(555) Nonendemic Pyomyositis Management in an Immunocompetent United States Marine

Introduction: Tropical Pyomyositis (TP) is a rare skeletal muscle infection commonly caused by S. Aureus (SA), normally seen in tropical countries among immunocompromised children or young adults. Diagnosis of TP in the United States is rare and complicated by its ambiguous initial symptomatology, leading to mismanagement, undertreatment, and increased risk of morbidity and mortality of patients that lack TP in the differential.

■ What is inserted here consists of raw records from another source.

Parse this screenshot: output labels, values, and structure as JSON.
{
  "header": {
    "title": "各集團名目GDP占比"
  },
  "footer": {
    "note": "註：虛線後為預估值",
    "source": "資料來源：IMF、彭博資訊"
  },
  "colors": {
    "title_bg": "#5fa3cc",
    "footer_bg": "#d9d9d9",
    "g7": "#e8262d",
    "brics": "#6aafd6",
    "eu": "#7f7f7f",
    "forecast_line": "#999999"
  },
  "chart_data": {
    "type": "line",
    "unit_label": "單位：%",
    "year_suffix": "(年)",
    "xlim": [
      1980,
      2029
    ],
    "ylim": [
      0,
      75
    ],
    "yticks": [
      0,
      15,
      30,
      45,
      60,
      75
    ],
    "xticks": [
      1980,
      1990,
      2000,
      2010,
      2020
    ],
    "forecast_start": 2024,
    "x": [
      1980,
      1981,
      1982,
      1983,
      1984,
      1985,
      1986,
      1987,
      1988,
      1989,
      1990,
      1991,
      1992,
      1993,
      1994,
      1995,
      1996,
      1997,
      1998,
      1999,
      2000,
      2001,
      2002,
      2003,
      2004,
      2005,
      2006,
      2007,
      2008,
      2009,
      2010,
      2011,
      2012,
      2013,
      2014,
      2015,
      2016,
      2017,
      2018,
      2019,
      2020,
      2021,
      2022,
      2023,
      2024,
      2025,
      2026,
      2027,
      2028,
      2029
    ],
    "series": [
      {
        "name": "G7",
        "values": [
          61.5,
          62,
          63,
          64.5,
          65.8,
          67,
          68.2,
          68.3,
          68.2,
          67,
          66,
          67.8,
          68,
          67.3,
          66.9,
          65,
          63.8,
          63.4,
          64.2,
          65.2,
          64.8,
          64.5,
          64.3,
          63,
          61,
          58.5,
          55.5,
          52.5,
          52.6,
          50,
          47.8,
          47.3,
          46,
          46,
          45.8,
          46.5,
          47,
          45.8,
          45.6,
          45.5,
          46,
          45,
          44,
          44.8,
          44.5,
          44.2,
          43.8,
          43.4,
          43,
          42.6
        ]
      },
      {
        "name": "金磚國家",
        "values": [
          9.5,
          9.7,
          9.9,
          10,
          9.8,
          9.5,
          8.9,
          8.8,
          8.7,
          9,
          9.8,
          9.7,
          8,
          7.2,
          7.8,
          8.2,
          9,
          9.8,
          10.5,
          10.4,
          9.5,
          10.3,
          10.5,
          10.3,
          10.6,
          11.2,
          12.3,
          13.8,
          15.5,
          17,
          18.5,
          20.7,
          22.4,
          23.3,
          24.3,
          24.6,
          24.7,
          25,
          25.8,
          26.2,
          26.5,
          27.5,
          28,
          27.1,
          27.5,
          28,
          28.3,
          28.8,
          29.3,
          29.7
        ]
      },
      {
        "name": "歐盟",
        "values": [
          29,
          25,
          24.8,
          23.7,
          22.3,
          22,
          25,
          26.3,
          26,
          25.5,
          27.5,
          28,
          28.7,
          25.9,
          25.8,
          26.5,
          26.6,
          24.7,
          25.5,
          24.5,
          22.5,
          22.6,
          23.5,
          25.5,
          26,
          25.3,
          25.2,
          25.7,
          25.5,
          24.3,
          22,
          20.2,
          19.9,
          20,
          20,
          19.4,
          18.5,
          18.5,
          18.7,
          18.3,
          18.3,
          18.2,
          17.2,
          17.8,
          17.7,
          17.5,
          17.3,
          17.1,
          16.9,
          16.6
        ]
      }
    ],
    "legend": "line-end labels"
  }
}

Description: A 47-year-old male without past medical or travel history was transferred to our ICU with persistent SA bacteremia without endocarditis complicated by multiple musculature and prostatic abscesses, septic emboli, cavitary pneumonia (PNA), and septic renal vein thrombosis. The patient's initial presentation two weeks prior was for URI-like symptoms with fever and pronounced muscle aches that had failed two rounds of community acquired antibiotic regimens. He was diagnosed with multi-lobar PNA that quickly evolved into an acidosis and renal injury in the setting of rhabdomyolysis and SA bacteremia. An expansive work-up of infectious diseases, autoimmune diseases, vasculitis, and malignancies with multiple rounds of echocardiograms, MRIs, CTs, and consults between 9 medical services without initial source identification was pursued. The patient received 8 different antibiotics while subspecialists debated the origin. 15 days into his ICU stay, whole-body imaging showed hypodense collections within multiple muscles, including lower extremities as well as the iliac, gluteal, and iliopsoas muscles, the site of his muscle aches starting one month prior. These were drained by IR and surgery and the patient was diagnosed with stage 2 pyomyositis. The patient recovered after a prolonged course of Oxacillin with lasting urologic and musculature complications.

Discussion: Although uncommon in the U.S., pyomyositis can be a deadly missed diagnosis. Mortality rates are low in in endemic countries, around 1-4%, with developed healthcare systems, but in underdeveloped or non-endemic regions rates increase. Critical care providers should consider adding TP to their differential list, limiting both imaging as well as unnecessary exposure to broad spectrum antibiotics, while attaining accelerated surgical intervention for source control.